| Signal Processing Toolbox | Search  Help Desk |
| sgolay | See Also |
Syntax
b = sgolay(k,f) b = sgolay(k,f,w)
Description
b = sgolay(k,f)
designs a Savitzky-Golay FIR smoothing filter b. The polynomial order k must be less than the frame size, f, which must be odd. If k = f-1, the designed filter produces no smoothing. The output, b, is an f-by-f matrix whose rows represent the time-varying FIR filter coefficients. In a smoothing filter implementation (for example, sgolayfilt), the last (f-1)/2 rows (each an FIR filter) are applied to the signal during the startup transient, and the first (f-1)/2 rows are applied to the signal during the terminal transient. The center row is applied to the signal in the steady state.
b = sgolay(k,f,w)
specifies a weighting vector w with length f, which contains the real, positive-valued weights to be used during the least-squares minimization.
Remarks
Savitzky-Golay smoothing filters (also called digital smoothing polynomial filters or least squares smoothing filters) are typically used to "smooth out" a noisy signal whose frequency span (without noise) is large. In this type of application, Savitzky-Golay smoothing filters perform much better than standard averaging FIR filters, which tend to filter out a significant portion of the signal's high frequency content along with the noise. Although Savitzky-Golay filters are more effective at preserving the pertinent high frequency components of the signal, they are less successful than standard averaging FIR filters at rejecting noise.
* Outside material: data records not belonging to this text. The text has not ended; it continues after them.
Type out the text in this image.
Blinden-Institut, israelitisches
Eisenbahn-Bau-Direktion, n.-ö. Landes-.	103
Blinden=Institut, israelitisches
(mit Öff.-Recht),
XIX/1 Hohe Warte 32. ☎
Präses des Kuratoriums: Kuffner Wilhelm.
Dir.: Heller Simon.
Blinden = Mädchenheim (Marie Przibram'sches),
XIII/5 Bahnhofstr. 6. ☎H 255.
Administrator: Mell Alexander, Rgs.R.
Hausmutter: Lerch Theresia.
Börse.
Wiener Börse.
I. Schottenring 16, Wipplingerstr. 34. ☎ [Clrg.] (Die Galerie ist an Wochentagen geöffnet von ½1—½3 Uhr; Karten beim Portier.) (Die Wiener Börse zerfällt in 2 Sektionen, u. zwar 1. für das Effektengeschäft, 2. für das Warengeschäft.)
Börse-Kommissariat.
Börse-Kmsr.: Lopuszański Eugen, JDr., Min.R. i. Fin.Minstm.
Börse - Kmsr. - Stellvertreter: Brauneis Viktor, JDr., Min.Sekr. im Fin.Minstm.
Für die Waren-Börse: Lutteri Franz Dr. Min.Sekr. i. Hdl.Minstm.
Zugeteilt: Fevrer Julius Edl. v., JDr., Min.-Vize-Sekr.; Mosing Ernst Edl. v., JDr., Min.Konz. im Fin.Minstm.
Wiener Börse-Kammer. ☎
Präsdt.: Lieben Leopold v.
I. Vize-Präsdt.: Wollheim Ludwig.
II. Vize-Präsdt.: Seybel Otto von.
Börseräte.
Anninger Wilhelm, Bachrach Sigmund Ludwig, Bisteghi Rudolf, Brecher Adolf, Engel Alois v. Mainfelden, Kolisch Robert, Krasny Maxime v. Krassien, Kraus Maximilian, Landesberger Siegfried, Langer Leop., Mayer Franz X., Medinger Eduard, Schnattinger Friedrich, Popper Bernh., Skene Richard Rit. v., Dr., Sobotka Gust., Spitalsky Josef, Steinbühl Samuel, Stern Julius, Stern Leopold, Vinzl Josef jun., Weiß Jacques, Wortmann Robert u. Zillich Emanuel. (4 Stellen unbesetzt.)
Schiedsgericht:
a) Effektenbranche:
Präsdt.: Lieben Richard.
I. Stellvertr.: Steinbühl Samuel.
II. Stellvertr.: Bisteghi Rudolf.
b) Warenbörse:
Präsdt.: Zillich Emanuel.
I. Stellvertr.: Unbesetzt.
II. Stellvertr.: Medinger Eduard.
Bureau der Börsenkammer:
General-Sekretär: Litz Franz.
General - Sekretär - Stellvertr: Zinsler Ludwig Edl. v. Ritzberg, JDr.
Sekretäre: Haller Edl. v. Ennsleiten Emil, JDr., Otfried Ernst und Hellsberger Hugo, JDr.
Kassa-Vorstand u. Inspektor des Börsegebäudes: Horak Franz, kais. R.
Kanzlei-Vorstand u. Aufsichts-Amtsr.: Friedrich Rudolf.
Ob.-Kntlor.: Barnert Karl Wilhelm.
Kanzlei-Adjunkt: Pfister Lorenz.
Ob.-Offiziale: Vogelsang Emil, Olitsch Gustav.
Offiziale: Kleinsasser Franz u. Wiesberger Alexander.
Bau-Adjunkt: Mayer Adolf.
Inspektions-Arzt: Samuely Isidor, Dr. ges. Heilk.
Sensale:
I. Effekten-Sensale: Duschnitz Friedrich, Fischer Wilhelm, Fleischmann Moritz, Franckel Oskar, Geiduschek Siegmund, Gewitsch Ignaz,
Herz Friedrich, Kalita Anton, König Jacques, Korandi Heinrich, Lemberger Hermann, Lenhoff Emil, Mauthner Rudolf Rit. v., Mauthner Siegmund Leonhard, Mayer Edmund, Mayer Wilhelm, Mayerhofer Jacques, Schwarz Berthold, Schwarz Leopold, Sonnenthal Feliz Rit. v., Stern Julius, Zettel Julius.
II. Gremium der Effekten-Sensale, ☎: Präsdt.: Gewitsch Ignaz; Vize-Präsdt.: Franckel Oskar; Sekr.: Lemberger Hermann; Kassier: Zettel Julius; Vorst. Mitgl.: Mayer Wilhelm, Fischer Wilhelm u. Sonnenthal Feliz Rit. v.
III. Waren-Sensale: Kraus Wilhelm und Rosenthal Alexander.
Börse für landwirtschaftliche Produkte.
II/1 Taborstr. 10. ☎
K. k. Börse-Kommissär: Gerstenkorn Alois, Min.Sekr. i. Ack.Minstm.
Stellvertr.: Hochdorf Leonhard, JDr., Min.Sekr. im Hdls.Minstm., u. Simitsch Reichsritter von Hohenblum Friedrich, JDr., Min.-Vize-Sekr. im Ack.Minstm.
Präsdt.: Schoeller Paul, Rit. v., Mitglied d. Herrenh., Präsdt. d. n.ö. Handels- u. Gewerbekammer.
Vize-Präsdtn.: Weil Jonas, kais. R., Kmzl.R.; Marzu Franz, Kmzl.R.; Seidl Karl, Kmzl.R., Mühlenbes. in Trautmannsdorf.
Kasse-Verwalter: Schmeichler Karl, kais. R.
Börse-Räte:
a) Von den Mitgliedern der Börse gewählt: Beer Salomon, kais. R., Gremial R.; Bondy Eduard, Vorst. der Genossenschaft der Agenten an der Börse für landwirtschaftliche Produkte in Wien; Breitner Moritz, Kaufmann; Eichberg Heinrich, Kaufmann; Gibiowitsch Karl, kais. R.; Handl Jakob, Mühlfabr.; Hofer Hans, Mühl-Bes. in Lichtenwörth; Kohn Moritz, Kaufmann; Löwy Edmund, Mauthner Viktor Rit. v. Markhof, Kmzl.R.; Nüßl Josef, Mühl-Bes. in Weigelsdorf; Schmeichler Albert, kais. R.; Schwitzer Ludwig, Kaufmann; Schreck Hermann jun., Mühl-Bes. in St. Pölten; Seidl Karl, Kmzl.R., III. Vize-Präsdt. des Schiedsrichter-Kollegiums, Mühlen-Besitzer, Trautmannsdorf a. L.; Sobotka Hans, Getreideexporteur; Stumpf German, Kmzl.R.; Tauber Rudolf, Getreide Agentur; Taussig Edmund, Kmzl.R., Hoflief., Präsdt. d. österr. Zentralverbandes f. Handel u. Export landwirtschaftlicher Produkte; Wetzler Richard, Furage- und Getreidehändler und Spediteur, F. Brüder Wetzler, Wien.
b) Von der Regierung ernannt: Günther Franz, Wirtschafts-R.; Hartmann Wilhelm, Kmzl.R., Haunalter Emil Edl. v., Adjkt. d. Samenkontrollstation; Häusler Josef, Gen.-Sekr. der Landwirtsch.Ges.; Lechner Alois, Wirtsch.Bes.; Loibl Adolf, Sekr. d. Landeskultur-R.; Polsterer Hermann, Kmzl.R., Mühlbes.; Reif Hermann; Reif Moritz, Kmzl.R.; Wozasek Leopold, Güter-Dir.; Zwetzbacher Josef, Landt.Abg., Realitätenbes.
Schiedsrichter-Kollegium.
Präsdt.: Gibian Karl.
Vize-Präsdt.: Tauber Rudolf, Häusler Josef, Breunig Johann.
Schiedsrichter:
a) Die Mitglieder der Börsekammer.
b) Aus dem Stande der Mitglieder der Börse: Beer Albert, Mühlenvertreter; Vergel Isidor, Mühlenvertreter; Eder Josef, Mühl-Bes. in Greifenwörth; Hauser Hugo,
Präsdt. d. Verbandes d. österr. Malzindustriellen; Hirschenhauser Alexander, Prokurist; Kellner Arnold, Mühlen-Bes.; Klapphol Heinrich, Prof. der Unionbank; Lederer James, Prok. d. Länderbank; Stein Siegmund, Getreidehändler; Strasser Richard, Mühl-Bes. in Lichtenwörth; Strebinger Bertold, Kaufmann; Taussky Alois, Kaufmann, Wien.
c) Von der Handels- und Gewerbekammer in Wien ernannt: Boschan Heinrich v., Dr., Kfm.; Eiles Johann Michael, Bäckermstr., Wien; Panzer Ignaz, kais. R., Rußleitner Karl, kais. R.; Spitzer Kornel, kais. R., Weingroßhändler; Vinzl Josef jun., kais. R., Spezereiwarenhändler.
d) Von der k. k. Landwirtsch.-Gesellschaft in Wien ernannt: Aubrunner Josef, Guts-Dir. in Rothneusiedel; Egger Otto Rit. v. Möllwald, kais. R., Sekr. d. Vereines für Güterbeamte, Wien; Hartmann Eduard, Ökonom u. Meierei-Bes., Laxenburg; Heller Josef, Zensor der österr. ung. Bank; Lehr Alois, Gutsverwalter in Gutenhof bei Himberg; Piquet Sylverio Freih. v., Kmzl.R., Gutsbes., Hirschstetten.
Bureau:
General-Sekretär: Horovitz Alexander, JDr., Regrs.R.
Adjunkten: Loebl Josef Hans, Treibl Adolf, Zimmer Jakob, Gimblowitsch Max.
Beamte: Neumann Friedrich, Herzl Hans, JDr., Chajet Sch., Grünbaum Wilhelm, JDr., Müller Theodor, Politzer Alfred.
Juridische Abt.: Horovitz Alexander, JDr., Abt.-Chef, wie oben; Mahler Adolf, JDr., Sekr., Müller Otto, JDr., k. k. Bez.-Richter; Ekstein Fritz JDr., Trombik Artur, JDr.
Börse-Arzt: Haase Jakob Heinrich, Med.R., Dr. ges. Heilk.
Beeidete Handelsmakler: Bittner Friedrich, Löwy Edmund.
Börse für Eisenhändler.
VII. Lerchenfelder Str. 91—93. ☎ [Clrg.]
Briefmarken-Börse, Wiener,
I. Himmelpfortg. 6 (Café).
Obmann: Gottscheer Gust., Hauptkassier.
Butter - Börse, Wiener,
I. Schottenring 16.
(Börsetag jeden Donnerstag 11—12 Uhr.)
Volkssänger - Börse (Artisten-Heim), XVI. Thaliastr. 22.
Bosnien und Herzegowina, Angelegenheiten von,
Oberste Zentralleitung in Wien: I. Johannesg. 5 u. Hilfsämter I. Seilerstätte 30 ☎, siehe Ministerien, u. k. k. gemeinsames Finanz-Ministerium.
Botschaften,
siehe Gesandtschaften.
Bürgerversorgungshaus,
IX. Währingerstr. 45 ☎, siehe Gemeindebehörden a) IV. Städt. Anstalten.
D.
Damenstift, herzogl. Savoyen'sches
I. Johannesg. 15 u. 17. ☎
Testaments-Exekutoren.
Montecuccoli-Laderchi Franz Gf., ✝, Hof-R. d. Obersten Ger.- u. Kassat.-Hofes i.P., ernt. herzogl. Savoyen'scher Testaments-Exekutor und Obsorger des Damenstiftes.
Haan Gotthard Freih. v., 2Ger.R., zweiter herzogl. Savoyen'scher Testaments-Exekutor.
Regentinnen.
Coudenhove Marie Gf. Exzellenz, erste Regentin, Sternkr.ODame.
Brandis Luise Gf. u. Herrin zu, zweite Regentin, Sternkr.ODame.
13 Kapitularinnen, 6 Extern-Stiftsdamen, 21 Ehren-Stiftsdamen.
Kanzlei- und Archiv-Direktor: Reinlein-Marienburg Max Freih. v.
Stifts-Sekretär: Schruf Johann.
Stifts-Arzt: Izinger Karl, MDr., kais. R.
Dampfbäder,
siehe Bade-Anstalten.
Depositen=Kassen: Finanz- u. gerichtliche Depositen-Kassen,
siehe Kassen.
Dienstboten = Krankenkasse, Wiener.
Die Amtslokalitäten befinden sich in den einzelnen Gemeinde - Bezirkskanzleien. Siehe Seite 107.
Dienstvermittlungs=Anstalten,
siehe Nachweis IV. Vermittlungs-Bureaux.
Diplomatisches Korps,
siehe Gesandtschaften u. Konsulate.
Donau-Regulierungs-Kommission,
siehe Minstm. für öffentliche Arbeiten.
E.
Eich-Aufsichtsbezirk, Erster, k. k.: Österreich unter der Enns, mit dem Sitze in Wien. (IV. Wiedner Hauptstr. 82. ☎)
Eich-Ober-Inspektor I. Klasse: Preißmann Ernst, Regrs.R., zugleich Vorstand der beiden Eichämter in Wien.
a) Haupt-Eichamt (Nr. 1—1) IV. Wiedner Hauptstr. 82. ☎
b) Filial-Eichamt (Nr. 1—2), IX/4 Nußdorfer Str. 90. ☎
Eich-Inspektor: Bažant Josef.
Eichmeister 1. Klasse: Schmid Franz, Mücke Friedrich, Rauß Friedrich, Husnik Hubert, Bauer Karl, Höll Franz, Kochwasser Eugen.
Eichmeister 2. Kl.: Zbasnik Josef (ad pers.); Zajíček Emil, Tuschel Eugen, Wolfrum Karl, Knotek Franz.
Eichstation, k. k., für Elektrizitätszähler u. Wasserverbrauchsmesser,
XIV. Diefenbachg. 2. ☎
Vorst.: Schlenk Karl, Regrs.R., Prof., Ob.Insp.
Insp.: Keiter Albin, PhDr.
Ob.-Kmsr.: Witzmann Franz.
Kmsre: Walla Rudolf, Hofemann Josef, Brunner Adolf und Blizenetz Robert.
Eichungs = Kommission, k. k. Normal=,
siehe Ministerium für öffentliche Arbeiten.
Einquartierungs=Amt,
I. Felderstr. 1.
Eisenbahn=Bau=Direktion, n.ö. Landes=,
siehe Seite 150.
Savitzky-Golay filters are optimal in the sense that they minimize the least-squares error in fitting a polynomial to each frame of noisy data.See Also
fir1 |
Window-based finite impulse response filter design - standard response. |
firls |
Least square linear-phase FIR filter design. |
filter |
Filter data with a recursive (IIR) or nonrecursive (FIR) filter. |
sgolayfilt |
Savitzky-Golay filtering. |
References
[1] Orfanidis, S.J. Introduction to Signal Processing. Englewood Cliffs, NJ: Prentice Hall, 1996.